NOTE: While my ADD might look bad to all my future employers that I just know are following my blog, I’d like to point out my fine attention to detail, and blame my lack of focus on modern technology. If you hire me, I have absolutely no problem focusing on the task at hand. That being said, hire me. Please. I need a job.
2. TV is bad. Let me break it down further.
a. “Reality” TV needs to stop. I’ve seen enough. I’m not a fan of confrontation; I’m a lover, not a fighter.
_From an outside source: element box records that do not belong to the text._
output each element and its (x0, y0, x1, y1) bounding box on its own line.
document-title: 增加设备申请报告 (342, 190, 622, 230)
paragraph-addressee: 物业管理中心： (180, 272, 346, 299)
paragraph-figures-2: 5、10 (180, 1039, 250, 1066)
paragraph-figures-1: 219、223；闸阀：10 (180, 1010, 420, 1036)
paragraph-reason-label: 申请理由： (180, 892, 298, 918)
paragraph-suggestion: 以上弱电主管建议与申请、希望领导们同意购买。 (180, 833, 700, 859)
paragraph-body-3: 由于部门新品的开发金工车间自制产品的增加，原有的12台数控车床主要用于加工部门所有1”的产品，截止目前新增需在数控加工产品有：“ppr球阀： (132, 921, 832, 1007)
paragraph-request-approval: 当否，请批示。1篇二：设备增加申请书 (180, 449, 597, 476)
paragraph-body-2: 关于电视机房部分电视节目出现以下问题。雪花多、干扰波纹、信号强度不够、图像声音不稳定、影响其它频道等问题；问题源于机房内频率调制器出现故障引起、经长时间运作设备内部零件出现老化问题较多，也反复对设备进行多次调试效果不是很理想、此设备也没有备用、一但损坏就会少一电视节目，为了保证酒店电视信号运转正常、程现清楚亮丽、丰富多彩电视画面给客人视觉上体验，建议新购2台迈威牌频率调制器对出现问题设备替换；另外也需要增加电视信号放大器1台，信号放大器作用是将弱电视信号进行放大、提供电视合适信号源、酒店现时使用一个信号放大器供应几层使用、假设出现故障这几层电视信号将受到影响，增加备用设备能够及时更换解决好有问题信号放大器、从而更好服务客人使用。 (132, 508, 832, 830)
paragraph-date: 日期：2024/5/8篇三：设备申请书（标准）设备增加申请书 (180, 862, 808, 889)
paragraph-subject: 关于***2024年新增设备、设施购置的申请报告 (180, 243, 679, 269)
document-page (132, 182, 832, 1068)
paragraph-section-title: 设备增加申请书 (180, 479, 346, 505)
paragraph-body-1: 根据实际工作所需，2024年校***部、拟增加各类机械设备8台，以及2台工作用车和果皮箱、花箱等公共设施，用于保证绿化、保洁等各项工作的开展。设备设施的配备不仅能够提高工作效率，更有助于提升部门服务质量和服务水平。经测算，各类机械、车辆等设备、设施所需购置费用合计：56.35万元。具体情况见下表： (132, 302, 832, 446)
I don’t like fighting in real life, and don’t want to watch it on fake reality TV. I don’t care if you’re angry your roommate’s dog pooped on your pillow, I don’t want to see your trip to the plastic surgeon to get bigger boobs that you’re going to complain about on Facebook later when they hurt, and I really don’t care to watch the exact same scenario every week of a “new” episode i.e. getting plastered and starting fights with people at bars à la Jersey Shore.
b. Why do all these “stars” get a chance to make even more money through reality TV? It’s not fair. Give some other poor schmucks a chance to make some cash, why don’t ya. Dancing With the Stars. Why? I don’t give a hoot about watching the mother of 26 kids who’s fighting with her husband in front of the entire country stumbling around in her stupid fancy dress getting richer. I think I’m starting to sound bitter. Maybe it’s the fact that these people are getting paid to dance while I can’t even get a waitressing job. Anyway, speaking of money- Donald Trump. Washed up actors and singers are parading around carrying out these little jobs only to get fired by him on The Apprentice. Again, if I’m not getting hired, I don’t care.
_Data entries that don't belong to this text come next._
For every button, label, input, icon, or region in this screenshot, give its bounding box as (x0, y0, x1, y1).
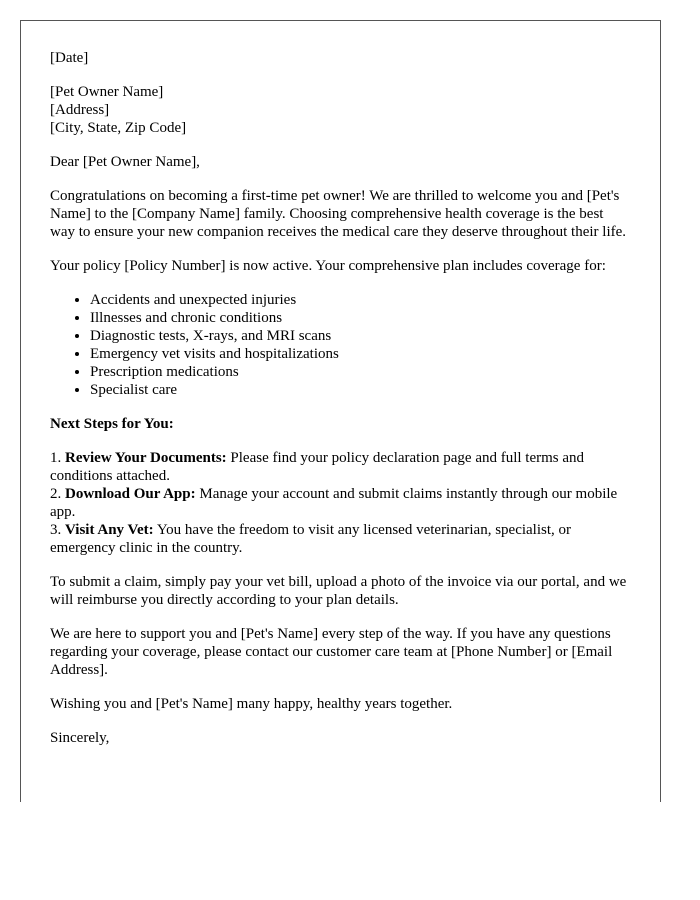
recipient-city-state-zip: [City, State, Zip Code] (50, 120, 187, 136)
step-number: 1. (50, 450, 62, 466)
salutation: Dear [Pet Owner Name], (50, 154, 200, 170)
claim-paragraph: To submit a claim, simply pay your vet bill, upload a photo of the invoice via our portal, and we will reimburse you directly according to your plan details. (50, 574, 627, 608)
step-text: Manage your account and submit claims instantly through our mobile app. (50, 486, 618, 520)
step-text: You have the freedom to visit any licensed veterinarian, specialist, or emergency clinic in the country. (50, 522, 572, 556)
step-title: Visit Any Vet: (65, 522, 154, 538)
next-steps-heading-text: Next Steps for You: (50, 416, 174, 432)
step-title: Review Your Documents: (65, 450, 227, 466)
recipient-address-block (50, 83, 632, 137)
step-title: Download Our App: (65, 486, 196, 502)
list-item: • Diagnostic tests, X-rays, and MRI scans (90, 327, 632, 345)
intro-paragraph: Congratulations on becoming a first-time pet owner! We are thrilled to welcome you and [Pet's Name] to the [Company Name] family. Choosing comprehensive health coverage is the best way to ensure your new companion receives the medical care they deserve throughout their life. (50, 188, 627, 240)
step-number: 3. (50, 522, 62, 538)
step-text: Please find your policy declaration page and full terms and conditions attached. (50, 450, 585, 484)
coverage-list (50, 291, 632, 399)
list-item: • Specialist care (90, 381, 632, 399)
letter-date: [Date] (50, 50, 89, 66)
step-number: 2. (50, 486, 62, 502)
step-item (50, 521, 632, 557)
wishes-paragraph: Wishing you and [Pet's Name] many happy, healthy years together. (50, 696, 453, 712)
step-item (50, 485, 632, 521)
policy-paragraph: Your policy [Policy Number] is now active. Your comprehensive plan includes coverage for: (50, 258, 606, 274)
list-item: • Accidents and unexpected injuries (90, 291, 632, 309)
step-item (50, 449, 632, 485)
letter-page (20, 20, 661, 802)
list-item: • Emergency vet visits and hospitalizations (90, 345, 632, 363)
list-item: • Prescription medications (90, 363, 632, 381)
support-paragraph: We are here to support you and [Pet's Name] every step of the way. If you have any questions regarding your coverage, please contact our customer care team at [Phone Number] or [Email Address]. (50, 626, 613, 678)
next-steps-list (50, 449, 632, 557)
list-item: • Illnesses and chronic conditions (90, 309, 632, 327)
next-steps-heading (50, 415, 632, 433)
closing: Sincerely, (50, 730, 110, 746)
recipient-address: [Address] (50, 102, 110, 118)
recipient-name: [Pet Owner Name] (50, 84, 164, 100)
c. TV shows with the same idea: Criminal Minds, NCIS, CSI, Law & Order [previous three include all 43 of their city spin-offs- Los Angeles, New York, Miami, Las Vegas, Allentown, Silver Spring, Hong Kong….]The Closer, Bones, Hawaii Five-0, etc. Then there are the vampire shows. Those really suck (heh heh). The Vampire Diaries, Being Human, True Blood. How about some adult cartoons? You’ve got Aqua Teen Hunger Force, The Simpsons, Family Guy, Bob’s Burgers, American Dad, The Cleveland Show, Archer, South Park, etc… Now, don’t get me wrong. I’m not saying all of these shows are bad, necessarily, it’s just…can’t someone come up with something new?
And guess what? What I’m gonna say next will shock the pants right off of you. I didn’t even watch the Royal wedding. I know, I missed the event of the century, what ever will I do?